Asked if vial sizes and refunds for unused portions are part of the price negotiations, PCPA tells Go Public those talks are “confidential at the request of the manufacturer.”
The confidentiality includes pricing information, budget impact estimates, “and other sensitive information is held in confidence and is not disclosed, except in accordance with applicable law or with the consent of the parties,” the alliance said.
The provincial agencies that comprise PCPA are, mostly, equally secretive — except for B.C., where the Provincial Health Services Authority tells Go Public it typically does ask drugmakers to offer smaller vials.
But, it points out, the vial sizes are set when the drugs are submitted to Health Canada for marketing approval — and making a change is a long process. Health Canada didn’t respond to questions about that.

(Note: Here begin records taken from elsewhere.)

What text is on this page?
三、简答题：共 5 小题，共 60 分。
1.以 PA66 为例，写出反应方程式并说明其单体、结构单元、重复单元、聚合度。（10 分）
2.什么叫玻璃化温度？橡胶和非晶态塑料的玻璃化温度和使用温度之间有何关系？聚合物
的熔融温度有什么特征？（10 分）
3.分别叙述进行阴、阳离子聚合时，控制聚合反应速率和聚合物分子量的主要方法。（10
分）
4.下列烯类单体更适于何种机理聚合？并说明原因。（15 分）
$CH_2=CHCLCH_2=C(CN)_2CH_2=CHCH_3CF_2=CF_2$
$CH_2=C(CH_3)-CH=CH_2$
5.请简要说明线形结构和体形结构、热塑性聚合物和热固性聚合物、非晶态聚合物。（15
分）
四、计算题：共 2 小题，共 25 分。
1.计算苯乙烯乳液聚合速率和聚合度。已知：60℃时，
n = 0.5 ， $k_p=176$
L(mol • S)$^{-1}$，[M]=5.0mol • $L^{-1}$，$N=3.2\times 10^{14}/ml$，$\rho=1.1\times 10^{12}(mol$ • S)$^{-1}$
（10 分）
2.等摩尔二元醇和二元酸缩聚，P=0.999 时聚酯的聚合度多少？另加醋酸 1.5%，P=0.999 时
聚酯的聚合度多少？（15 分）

‘Typical dose,’ says drugmaker
When Deb Hebert, who is battling non-Hodgkin’s lymphoma, went to get her stem cell-stimulating drug plerixafor injected by the oncology nurse last month, she realized her dose only required about three-quarters of what was in the vial.
“I asked her what was going to happen with the rest of the medication. She told me that it would be discarded,” said Hebert, who has been on sick leave since August from her job as a finance administrator at CBC in Calgary while she battles the disease for the third time.
The same thing happened with Hebert’s second dose the next day. Each injection used about 75 per cent of a vial. At $ 7,893 per vial, that works out to a waste of about $ 3,900 between the two doses.
Sanofi, the company that makes Hebert’s medication, says it sells the drug in that vial size because it’s a “typical dose for the majority of the patient population,” and, it says, to account for any spillage while the drug is being administered.
The company adds, the drug is “preservative-free and therefore does not support multi-dose usage.”